For instance, Article VI of the Baptist Faith & Message assumes that what matters for pastoral qualification in 1 Timothy is 1) a man who 2) is godly. A biological man is the baseline qualification in this account. How you decide whether a man is godly, it’s presumed, is summarized in the list of virtues given. When we look at the context it becomes obvious that’s not all there is to it. What went without saying in the first century is that those virtues weren’t accessible to just any person with an X and Y chromosome. In fact, class functionally limited the criteria in more important ways than gender. This was true not only in the idealized church of Ephesus in 1 Timothy, but it was generally true in the churches of antiquity writ large.

At the same time, it’s clear that there was considerable flexibility within the ancient churches—that different expectations, traditions, and experiences shaped various leaders to respond to the needs of their communities differently than the pastor of 1 Timothy.

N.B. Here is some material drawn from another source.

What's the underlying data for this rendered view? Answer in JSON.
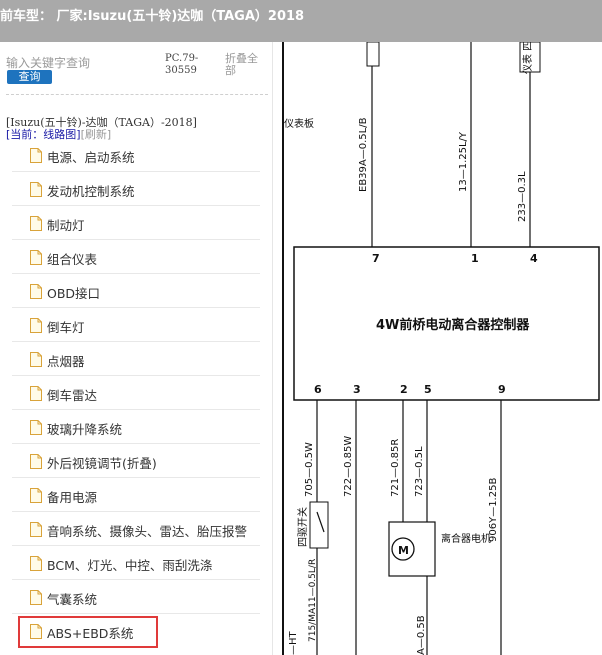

The shared default assumption was that bishops would come from freeborn stock and have a certain pedigree. Practically speaking, however, whether an enslaved or freed person could receive ordination was negotiable. (We know this is true of women’s ordination too. For a good start, see Kevin Madigan and Carolyn Osiek’s work.) For rhetorical reasons, 1 Timothy presents a setting where the civic and religious social boundaries were synonymous and impermeable. As we look at the evidence across the empire and especially as the church situation changed, it’s clear that the composition of church leadership was much more varied.